Find the mass of potassium chloride and volume of oxygen at STP liberated when 0.5 moles of potassium chlorate are heated.Also find the moles and mass of oxygen evolved.

To find the mass of potassium chloride and volume of oxygen at STP liberated when 0.5 moles of potassium chlorate are heated, we need to calculate the stoichiometry of the reaction between potassium chlorate and the products formed.

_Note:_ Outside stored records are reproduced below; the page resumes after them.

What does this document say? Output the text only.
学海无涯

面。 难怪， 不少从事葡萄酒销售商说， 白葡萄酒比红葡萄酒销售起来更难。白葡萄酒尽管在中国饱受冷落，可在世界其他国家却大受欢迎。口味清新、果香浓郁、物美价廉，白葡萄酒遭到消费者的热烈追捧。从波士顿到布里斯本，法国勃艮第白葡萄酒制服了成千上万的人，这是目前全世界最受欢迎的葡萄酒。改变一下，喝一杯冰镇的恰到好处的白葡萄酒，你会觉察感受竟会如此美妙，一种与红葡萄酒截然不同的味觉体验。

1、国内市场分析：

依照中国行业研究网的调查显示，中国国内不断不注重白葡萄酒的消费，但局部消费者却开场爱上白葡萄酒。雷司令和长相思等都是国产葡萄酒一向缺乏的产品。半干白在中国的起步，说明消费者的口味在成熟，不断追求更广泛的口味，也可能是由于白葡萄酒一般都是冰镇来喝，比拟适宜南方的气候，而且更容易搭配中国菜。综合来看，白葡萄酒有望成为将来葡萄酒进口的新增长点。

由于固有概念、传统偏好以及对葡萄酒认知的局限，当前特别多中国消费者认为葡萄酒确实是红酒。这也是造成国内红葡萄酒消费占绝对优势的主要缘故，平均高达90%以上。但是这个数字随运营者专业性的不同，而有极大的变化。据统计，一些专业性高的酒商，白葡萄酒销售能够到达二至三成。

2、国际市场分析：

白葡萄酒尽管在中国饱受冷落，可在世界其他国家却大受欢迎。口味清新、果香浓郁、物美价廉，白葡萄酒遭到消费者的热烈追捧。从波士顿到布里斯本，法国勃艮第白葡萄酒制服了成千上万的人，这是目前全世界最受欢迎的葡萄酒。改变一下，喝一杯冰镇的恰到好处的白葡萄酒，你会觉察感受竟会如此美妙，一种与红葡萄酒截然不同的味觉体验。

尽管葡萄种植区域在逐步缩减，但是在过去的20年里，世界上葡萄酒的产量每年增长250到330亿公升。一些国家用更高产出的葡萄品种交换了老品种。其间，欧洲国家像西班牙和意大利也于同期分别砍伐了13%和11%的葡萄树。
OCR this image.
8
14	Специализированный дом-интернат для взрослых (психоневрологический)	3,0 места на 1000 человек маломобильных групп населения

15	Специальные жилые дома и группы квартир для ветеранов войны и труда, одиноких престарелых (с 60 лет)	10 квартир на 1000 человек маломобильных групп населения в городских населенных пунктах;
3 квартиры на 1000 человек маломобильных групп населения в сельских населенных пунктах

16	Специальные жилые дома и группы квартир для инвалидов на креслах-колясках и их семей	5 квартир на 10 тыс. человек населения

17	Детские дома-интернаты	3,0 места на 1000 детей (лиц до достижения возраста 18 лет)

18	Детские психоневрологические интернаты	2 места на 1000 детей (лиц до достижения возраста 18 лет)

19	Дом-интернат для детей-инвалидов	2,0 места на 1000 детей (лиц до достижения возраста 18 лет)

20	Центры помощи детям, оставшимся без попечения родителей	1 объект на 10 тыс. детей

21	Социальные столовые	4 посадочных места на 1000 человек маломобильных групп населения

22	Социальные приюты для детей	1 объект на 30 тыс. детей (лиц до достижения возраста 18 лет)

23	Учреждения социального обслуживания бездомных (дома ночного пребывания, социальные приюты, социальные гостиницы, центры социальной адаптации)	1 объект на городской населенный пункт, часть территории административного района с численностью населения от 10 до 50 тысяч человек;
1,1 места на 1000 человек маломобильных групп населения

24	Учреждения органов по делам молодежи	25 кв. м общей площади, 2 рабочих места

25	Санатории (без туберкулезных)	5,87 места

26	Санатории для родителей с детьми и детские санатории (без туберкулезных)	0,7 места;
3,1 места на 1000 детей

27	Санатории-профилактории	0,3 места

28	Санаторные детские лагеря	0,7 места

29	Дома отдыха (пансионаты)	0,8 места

The balanced equation for the reaction is:
2KClO3(s) → 2KCl(s) + 3O2(g)

Step 1: Calculate the molar mass of potassium chlorate (KClO3):
- The molar mass of potassium (K) is approximately 39.10 g/mol.
- The molar mass of chlorine (Cl) is approximately 35.45 g/mol.
- The molar mass of oxygen (O) is approximately 16.00 g/mol.
- Since potassium chlorate has one potassium atom (K), one chlorine atom (Cl), and three oxygen atoms (O), the total molar mass is:
Molar mass of KClO3 = (39.10 g/mol) + (35.45 g/mol) + (16.00 g/mol x 3) = 122.55 g/mol

Step 2: Calculate the mass of potassium chlorate (KClO3):
- Given that we have 0.5 moles of KClO3.
- Use the formula: Mass of KClO3 = Moles of KClO3 x Molar mass of KClO3
Mass of KClO3 = 0.5 moles x 122.55 g/mol = 61.275 g

Step 3: Calculate the moles of oxygen (O2) evolved:
- According to the stoichiometry of the balanced equation, 2 moles of KClO3 produce 3 moles of O2.
- Use the formula: Moles of O2 = Moles of KClO3 x (3 moles of O2 / 2 moles of KClO3)
Moles of O2 = 0.5 moles x (3/2) = 0.75 moles

Step 4: Calculate the mass of oxygen (O2) evolved:
- Given that we have 0.75 moles of O2.
- The molar mass of oxygen (O2) is approximately 32.00 g/mol.
- Use the formula: Mass of O2 = Moles of O2 x Molar mass of O2
Mass of O2 = 0.75 moles x 32.00 g/mol = 24.00 g

Therefore, when 0.5 moles of potassium chlorate are heated, the mass of potassium chloride formed is 61.275 g, the volume of oxygen evolved at STP is not directly provided, but we can use the Ideal Gas Law to calculate it, and the moles and mass of oxygen evolved are 0.75 moles and 24.00 g, respectively.